I sovranisti europei si fanno scudo di una tradizione religiosa dichiarata e gridata, di segni esibiti, e di ostilità nei confronti di chiunque possa alterare questa identità. I populisti italiani, a loro volta, si rivolgono al santo popolare per eccellenza. Come la visita di Salvini a Pietrelcina nei luoghi di Padre Pio, visita privata ma ben pubblicizzata. “Rendo omaggio a un grande uomo che ho studiato, apprezzo, al quale chiedo consiglio ogni giorno”. Il presidente del consiglio Conte nel settembre dello scorso anno ha reso anch’egli testimonianza televisiva della sua fede, esibendo l’immagine, che porta sempre con sé, di Padre Pio. E ora a S. Giovanni Rotondo si aspetta Di Maio. Il frate viene proposto come modello per i politici e la politica.

Sono originario di S. Giovanni Rotondo e ho due ricordi di Padre Pio. Avevo 7 – 8 anni, ero con mio padre e mio zio, entrambi conoscevano Padre Pio e con lui quel giorno avevano un appuntamento. Ci trovavamo nel vecchio convento: un corridoio lungo e stretto, che deviava ad angolo retto, e lì vidi un uomo che si allungò per terra, Padre Pio se ne accorse all’ultimo momento, capì che stava in quella posizione per baciargli i piedi mentre lui passava, e si tirò indietro di scatto: “U’ pacce, vattinne (pazzo, vattene)”. Lui si esprimeva spesso in dialetto. Il secondo incontro è avvenuto forse un anno dopo. Mi trovavo con i miei nella sacrestia della chiesa antica. Padre Pio entrò sorridente, improvvisamente sul tavolo dei paramenti sacri due uomini gli srotolarono davanti tanti fogli. Padre Pio si allontanò, irritato e borbottando: “Ma che ne capisco io! Che ne capisco!”. Erano di Barletta, dove pochi mesi prima era crollato un edificio ed erano morte 58 persone. Volevano fargli vedere il progetto di un nuovo palazzo, forse gli avrebbero chiesto una benedizione. Rimasi, come la prima volta, dispiaciuto per come quelle persone erano state trattate.

A nulla valsero le spiegazioni e le giustificazioni di mio padre, quelle due esperienze furono sgradevoli. E tali rimasero a lungo. Poi, dopo alcuni anni quella ruvidezza e scontrosità mi sembrò autenticità, un modo severo e necessario di impostare i rapporti con i suoi fedeli, ed anche insofferenza a ogni forma di utilizzazione della sua immagine.

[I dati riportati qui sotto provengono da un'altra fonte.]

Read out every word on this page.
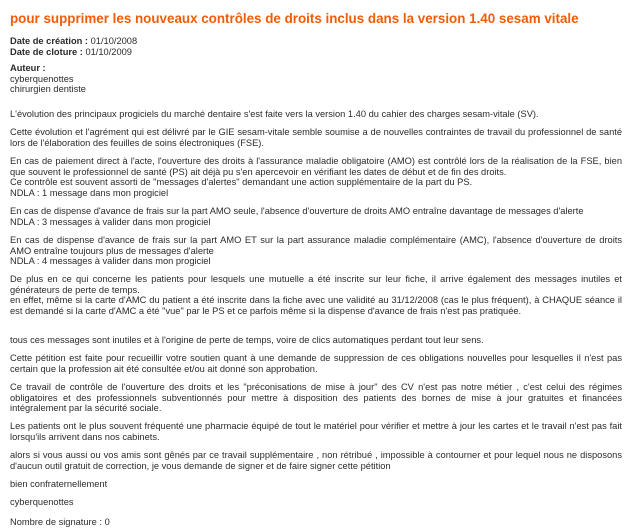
pour supprimer les nouveaux contrôles de droits inclus dans la version 1.40 sesam vitale
Date de création : 01/10/2008
Date de cloture : 01/10/2009
Auteur :
cyberquenottes
chirurgien dentiste

L'évolution des principaux progiciels du marché dentaire s'est faite vers la version 1.40 du cahier des charges sesam-vitale (SV).

Cette évolution et l'agrément qui est délivré par le GIE sesam-vitale semble soumise a de nouvelles contraintes de travail du professionnel de santé lors de l'élaboration des feuilles de soins électroniques (FSE).

En cas de paiement direct à l'acte, l'ouverture des droits à l'assurance maladie obligatoire (AMO) est contrôlé lors de la réalisation de la FSE, bien que souvent le professionnel de santé (PS) ait déjà pu s'en apercevoir en vérifiant les dates de début et de fin des droits.
Ce contrôle est souvent assorti de "messages d'alertes" demandant une action supplémentaire de la part du PS.
NDLA : 1 message dans mon progiciel

En cas de dispense d'avance de frais sur la part AMO seule, l'absence d'ouverture de droits AMO entraîne davantage de messages d'alerte
NDLA : 3 messages à valider dans mon progiciel

En cas de dispense d'avance de frais sur la part AMO ET sur la part assurance maladie complémentaire (AMC), l'absence d'ouverture de droits AMO entraîne toujours plus de messages d'alerte
NDLA : 4 messages à valider dans mon progiciel

De plus en ce qui concerne les patients pour lesquels une mutuelle a été inscrite sur leur fiche, il arrive également des messages inutiles et générateurs de perte de temps.
en effet, même si la carte d'AMC du patient a été inscrite dans la fiche avec une validité au 31/12/2008 (cas le plus fréquent), à CHAQUE séance il est demandé si la carte d'AMC a été "vue" par le PS et ce parfois même si la dispense d'avance de frais n'est pas pratiquée.

tous ces messages sont inutiles et à l'origine de perte de temps, voire de clics automatiques perdant tout leur sens.

Cette pétition est faite pour recueillir votre soutien quant à une demande de suppression de ces obligations nouvelles pour lesquelles il n'est pas certain que la profession ait été consultée et/ou ait donné son approbation.

Ce travail de contrôle de l'ouverture des droits et les "préconisations de mise à jour" des CV n'est pas notre métier , c'est celui des régimes obligatoires et des professionnels subventionnés pour mettre à disposition des patients des bornes de mise à jour gratuites et financées intégralement par la sécurité sociale.

Les patients ont le plus souvent fréquenté une pharmacie équipé de tout le matériel pour vérifier et mettre à jour les cartes et le travail n'est pas fait lorsqu'ils arrivent dans nos cabinets.

alors si vous aussi ou vos amis sont gênés par ce travail supplémentaire , non rétribué , impossible à contourner et pour lequel nous ne disposons d'aucun outil gratuit de correction, je vous demande de signer et de faire signer cette pétition

bien confraternellement

cyberquenottes

Nombre de signature : 0
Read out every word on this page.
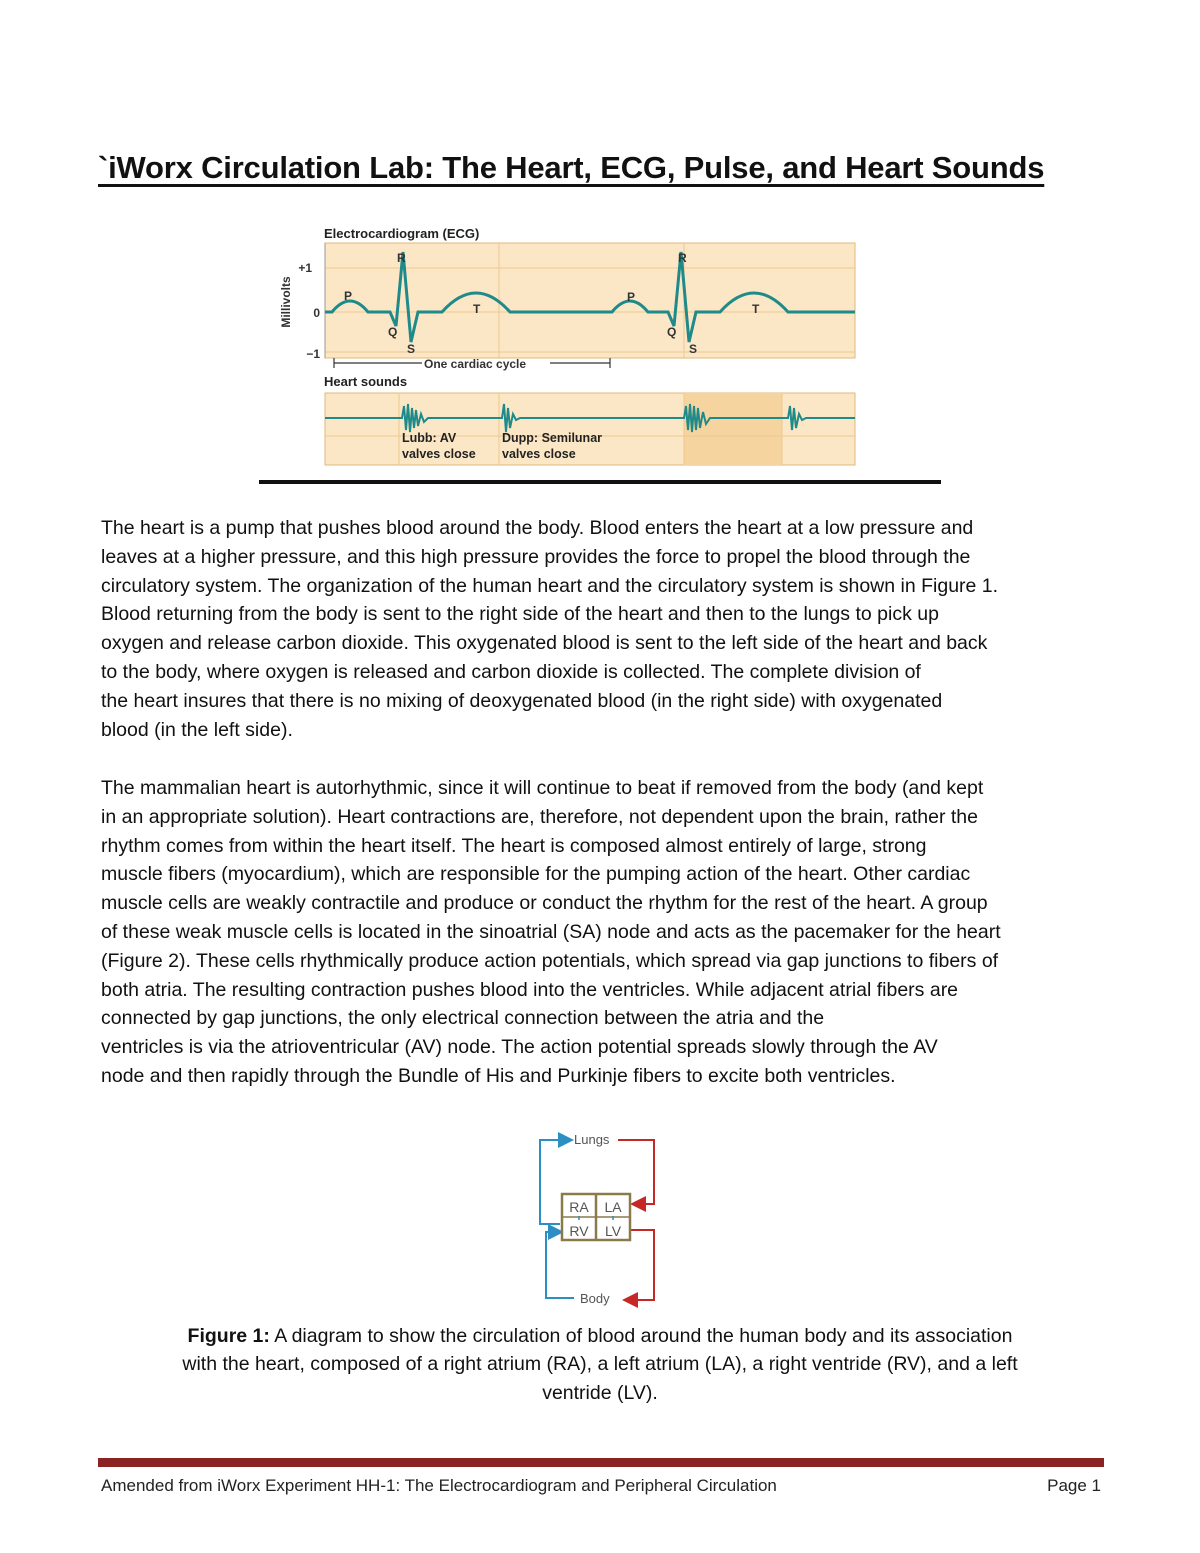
`iWorx Circulation Lab: The Heart, ECG, Pulse, and Heart Sounds
Electrocardiogram (ECG)
+1
0
−1
Millivolts	P
R
Q
S
T
P
R
Q
S
T
One cardiac cycle
Heart sounds
Lubb: AV
valves close
Dupp: Semilunar
valves close

The heart is a pump that pushes blood around the body. Blood enters the heart at a low pressure and
leaves at a higher pressure, and this high pressure provides the force to propel the blood through the
circulatory system. The organization of the human heart and the circulatory system is shown in Figure 1.
Blood returning from the body is sent to the right side of the heart and then to the lungs to pick up
oxygen and release carbon dioxide. This oxygenated blood is sent to the left side of the heart and back
to the body, where oxygen is released and carbon dioxide is collected. The complete division of
the heart insures that there is no mixing of deoxygenated blood (in the right side) with oxygenated
blood (in the left side).

The mammalian heart is autorhythmic, since it will continue to beat if removed from the body (and kept
in an appropriate solution). Heart contractions are, therefore, not dependent upon the brain, rather the
rhythm comes from within the heart itself. The heart is composed almost entirely of large, strong
muscle fibers (myocardium), which are responsible for the pumping action of the heart. Other cardiac
muscle cells are weakly contractile and produce or conduct the rhythm for the rest of the heart. A group
of these weak muscle cells is located in the sinoatrial (SA) node and acts as the pacemaker for the heart
(Figure 2). These cells rhythmically produce action potentials, which spread via gap junctions to fibers of
both atria. The resulting contraction pushes blood into the ventricles. While adjacent atrial fibers are
connected by gap junctions, the only electrical connection between the atria and the
ventricles is via the atrioventricular (AV) node. The action potential spreads slowly through the AV
node and then rapidly through the Bundle of His and Purkinje fibers to excite both ventricles.

Lungs
Body
RA LA
RV LV

Figure 1: A diagram to show the circulation of blood around the human body and its association
with the heart, composed of a right atrium (RA), a left atrium (LA), a right ventride (RV), and a left
ventride (LV).

Amended from iWorx Experiment HH-1: The Electrocardiogram and Peripheral Circulation	Page 1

Jurgen Habermas, uno dei grandi filosofi europei, ha posto da tempo la questione del ruolo della religione nella comunicazione pubblica e politica. La previsione: più modernità e meno religione, non si è avverata. Interrogativi vecchi e nuovi non riescono a trovare nella ragione e nella scienza risposte adeguate. Le immagini di migliaia di parigini che pregano e cantano nella notte dell’incendio di Notre Dame ne sono un piccolo segno. Per Habermas i cittadini credenti illuminati e anche le persone religiose più semplici possono offrire un contributo alla democrazia e ai processi di convivenza politica. “Le tradizioni religiose hanno lo speciale potere di esprimere intuizioni morali, soprattutto con riferimento alle forme di vita vulnerabili, che potrebbero aiutare tutti, in particolar modo gli individui secolarizzati e non credenti a scoprire intuizioni proprie, nascoste o represse”. Oggi, nella Babele della comunicazione pubblica e politica, la religione può contribuire al dibattito sulla crisi dell’Europa, paralizzata da visioni diverse, incerta sulla sua identità. Un’Europa con tre radici: Atene, Roma, Gerusalemme, sulle quali nel corso dei secoli si sono innestate e intrecciate altre idee e visioni. Una identità plurale? Una non identità? Forse è questa la ricchezza, la bellezza, e anche lo scandalo, il rischio dell’Europa.